Does Bureau of Engraving and Printing outsource dollar printing?

Somebody I know works for De La Rue subsidiary in London.
De La Rue , according to their web sitemanufactures about 150 different national bank notes.

The person claims that, among others currencies they also print US Dollars .
That made me thinking: would BEP outsource printing to a foreign company.
Is this even legal … security and all that .
I know that there are two BEP printing facilities in the U.S .

So ,could it be true ?

Googling didn’t help.

Sure, it could be true. Is it? No.

samclem care to elaborate ?

There is nothing on Google that would indicate that anyone other than the BEP produces US currency. How can I prove a negative?

Someone needs to produce something in print that would support the allegation that De La Rue produces US currency. Good luck.

It is quite simply not true. I am on my phone, so no cite, but go to, I believe it’s for stats about where notes are printed.

ETA : It’s actually .gov, but the above link redirects to the correct site.


As noted, it isn’t true. The material that U.S. currency is printed on is outsourced. Crane & Co. in Massachusetts makes the ‘paper’ (it is closer to stiff cloth in composition than regular wood fiber based paper) and has for a very long time but even their operation is secure in that area.

The next time someone tells you something like this, be a good Doper and run some skeptical questions through your mind instantly. In this case, it would be the questions of why the U.S. would need to outsource currency printing at all and why it would be the British that were picked if ever such a thing did occur. Anyone can go to the U.S. Bereau of Engraving and Printing in Washington D.C. for a tour like many of us did on school field trips. They explain it all there and you can see it done yourself. There is no need to involve 3rd parties for something so sensitive.

that’s exactly the reason I’ve started this thread.
No need to be patronizing.

Of course I’ve been to the official BEP site and didn’t find anything about outsourcing.

Why would U.S outsource most of the manufacturing to China and other countries ?
Why not to the British ?
Fit of misguided patriotism ?

Look ,I’m not disputing the fact, it’s just I couldn’t find a definitive answer anywhere.

First of all, per their website, “De La Rue Currency is involved in the production of more than 150 currencies.” That doesn’t mean they print all of them. They may just make the security threads or watermarks, etc.

Anyway, in this specific case, American currency is only printed in two locations: the United States and North Korea.

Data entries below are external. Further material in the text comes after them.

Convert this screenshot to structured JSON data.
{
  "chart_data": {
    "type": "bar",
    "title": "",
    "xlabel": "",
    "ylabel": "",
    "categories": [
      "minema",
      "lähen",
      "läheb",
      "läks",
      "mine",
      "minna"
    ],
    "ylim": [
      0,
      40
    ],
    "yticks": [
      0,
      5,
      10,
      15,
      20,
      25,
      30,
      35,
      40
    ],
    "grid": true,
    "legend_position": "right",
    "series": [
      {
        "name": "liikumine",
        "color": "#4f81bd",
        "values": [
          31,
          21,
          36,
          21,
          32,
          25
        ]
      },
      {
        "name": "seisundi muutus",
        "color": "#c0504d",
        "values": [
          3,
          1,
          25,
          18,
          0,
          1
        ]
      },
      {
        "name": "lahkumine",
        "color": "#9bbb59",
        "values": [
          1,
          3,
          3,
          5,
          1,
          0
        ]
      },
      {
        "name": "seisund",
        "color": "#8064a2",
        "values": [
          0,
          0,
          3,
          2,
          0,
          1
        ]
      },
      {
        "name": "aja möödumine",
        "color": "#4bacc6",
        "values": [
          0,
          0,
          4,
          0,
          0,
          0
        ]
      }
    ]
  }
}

In one of his Big Secrets books, William Poundstone claimed that one step undergone in printing of US currency was running it through a high-pressure roller, which few (none?) of private printers have, and which was one method of making bills that were hard to counterfeit. Poundstone seems to be reliable, and if so, it wouldn’t be possible to outsource bill production if that step couldn’t be performed elsewhere.
Today, with multiple anti-counterfeiting measures undertaken, it seems even less likely. I can’t see the US giving private printing firms the special ink used for the color-changing monetary amount, for instance.

Are you saying that no other currency uses high-pressure rollers? Or color-changing ink? I’m sure that the U.S. could outsource their currency printing very easily, only there is no reason to, plus huge political reasons not to. (Can you imagine the Tea Party reaction if greenbacks were made in a foreign country?)

According to their website and Wikipedia this De La Rue company manufactures Bank of England banknotes, i.e., British currency. I’m sure they could handle printing our currency (even the special cotton paper).

It’s perfectly feasible for a country to outsource the printing of its bank notes. The Reserve Bank of Australia does print, or has printed, bank notes for a host of other countries:

Presumably the US could outsource the printing of its banknotes if it wanted to do so. It’s obviously more secure to do it “in house”, and possibly more efficient. Politically more palatable too, I’d imagine, as **Erdosain **notes.

The answers to those questions are (1) it might be cheaper to outsource, and (2) the British company in question might be the cheapest option meeting the particular printing requirements. Given that these two answers are valid for many other world currencies, it’s perfectly reasonable to ask whether they are valid in the case of American currency as well. It’s also reasonable to ask how any savings made by outsourcing weighs against the risks.